I guess these worlds look like the two above sets but just with an additional massive disaster at the front.

Permanent disempowerment somehow isn’t an existential catastrophe (.2%)

I find this hard to imagine, but I guess these are worlds where AI keeps us around in a way that isn’t a catastrophe for us. I wonder if Carlsmith would include a sort of benevolent AI dictator in this bucket. Dogs have a pretty good life, right?

Existential catastrophe (5%)

Whelp. Again it’s worth noting that Joe no longer fully endorses this.

How could these overviews be better?

We are still in early stages so I appreciate a lot of nitpicky feedback


 

1 comments

Comments sorted by top scores.

comment by Nathan Helm-Burger (nathan-helm-burger) · 2023-09-08T17:49:35.805Z · LW(p) · GW(p)

By 2070, it will become possible and financially feasible to build APS (Advanced, Planning, Strategically-aware) systems (65%)

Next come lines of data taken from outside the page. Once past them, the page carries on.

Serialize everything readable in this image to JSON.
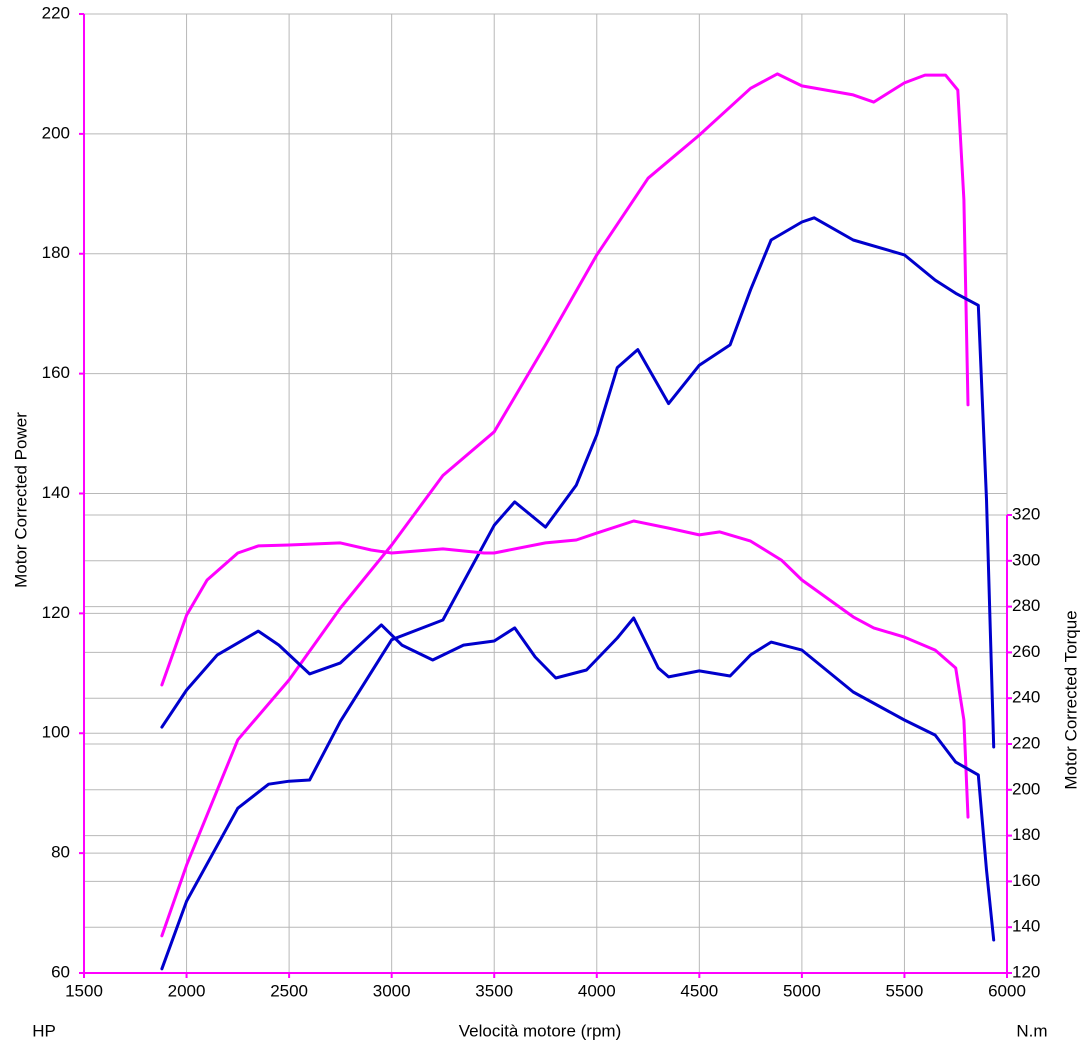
{
  "chart_data": {
    "type": "line",
    "x_label": "Velocità motore (rpm)",
    "y_label": "Motor Corrected Power",
    "y2_label": "Motor Corrected Torque",
    "y_unit": "HP",
    "y2_unit": "N.m",
    "xlim": [
      1500,
      6000
    ],
    "xticks": [
      1500,
      2000,
      2500,
      3000,
      3500,
      4000,
      4500,
      5000,
      5500,
      6000
    ],
    "ylim": [
      60,
      220
    ],
    "yticks": [
      60,
      80,
      100,
      120,
      140,
      160,
      180,
      200,
      220
    ],
    "y2lim": [
      120,
      320
    ],
    "y2ticks": [
      120,
      140,
      160,
      180,
      200,
      220,
      240,
      260,
      280,
      300,
      320
    ],
    "grid": true,
    "axis_color": "#ff00ff",
    "series": [
      {
        "color": "#ff00ff",
        "axis": "y",
        "x": [
          1880,
          2000,
          2250,
          2500,
          2750,
          3000,
          3250,
          3500,
          3750,
          4000,
          4250,
          4500,
          4750,
          4880,
          5000,
          5250,
          5350,
          5500,
          5600,
          5700,
          5760,
          5790,
          5810
        ],
        "values": [
          66.2,
          78,
          98.9,
          108.9,
          120.9,
          131.4,
          143,
          150.3,
          164.8,
          179.8,
          192.6,
          199.8,
          207.6,
          210,
          208,
          206.5,
          205.3,
          208.5,
          209.8,
          209.8,
          207.3,
          189,
          154.8
        ]
      },
      {
        "color": "#0000cc",
        "axis": "y",
        "x": [
          1880,
          2000,
          2250,
          2400,
          2500,
          2600,
          2750,
          3000,
          3250,
          3500,
          3600,
          3750,
          3900,
          4000,
          4100,
          4200,
          4350,
          4500,
          4650,
          4750,
          4850,
          5000,
          5060,
          5250,
          5500,
          5650,
          5750,
          5860,
          5900,
          5935
        ],
        "values": [
          60.7,
          72,
          87.5,
          91.5,
          92,
          92.2,
          102,
          115.6,
          118.9,
          134.7,
          138.6,
          134.4,
          141.4,
          149.8,
          161,
          164,
          155,
          161.4,
          164.8,
          174,
          182.3,
          185.3,
          186,
          182.3,
          179.8,
          175.6,
          173.4,
          171.4,
          139,
          97.7
        ]
      },
      {
        "color": "#ff00ff",
        "axis": "y2",
        "x": [
          1880,
          2000,
          2100,
          2250,
          2350,
          2500,
          2750,
          2900,
          3000,
          3250,
          3450,
          3500,
          3750,
          3900,
          4000,
          4180,
          4350,
          4500,
          4600,
          4750,
          4900,
          5000,
          5250,
          5350,
          5500,
          5650,
          5750,
          5790,
          5810
        ],
        "values": [
          245.8,
          276.3,
          291.6,
          303.4,
          306.5,
          306.9,
          307.8,
          304.7,
          303.4,
          305.2,
          303.4,
          303.4,
          307.8,
          309.1,
          312.1,
          317.4,
          314.3,
          311.3,
          312.6,
          308.6,
          300.3,
          291.6,
          275.5,
          270.7,
          266.7,
          261,
          253.2,
          230.5,
          188.1
        ]
      },
      {
        "color": "#0000cc",
        "axis": "y2",
        "x": [
          1880,
          2000,
          2150,
          2350,
          2450,
          2600,
          2750,
          2950,
          3050,
          3200,
          3350,
          3500,
          3600,
          3700,
          3800,
          3950,
          4100,
          4180,
          4300,
          4350,
          4500,
          4650,
          4750,
          4850,
          5000,
          5250,
          5500,
          5650,
          5750,
          5860,
          5900,
          5935
        ],
        "values": [
          227.4,
          243.6,
          258.9,
          269.3,
          263.2,
          250.6,
          255.4,
          272,
          263.2,
          256.7,
          263.2,
          265,
          270.7,
          258,
          248.8,
          252.3,
          266.3,
          275,
          253.2,
          249.3,
          251.9,
          249.7,
          258.9,
          264.5,
          261,
          242.7,
          230.5,
          223.9,
          212.1,
          206.5,
          165,
          134.4
        ]
      }
    ]
  }
}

For what it's worth, my estimate for APS by 2035 is ~95%. I think there are a lot of gradually accelerating processes underway affecting AI R&D which have positive feedback cycles. Trying to estimate how fast AI R&D will lead to a given capability threshold without taking positive feedback loops into account is almost certainly going to result in a huge underestimate of the speed.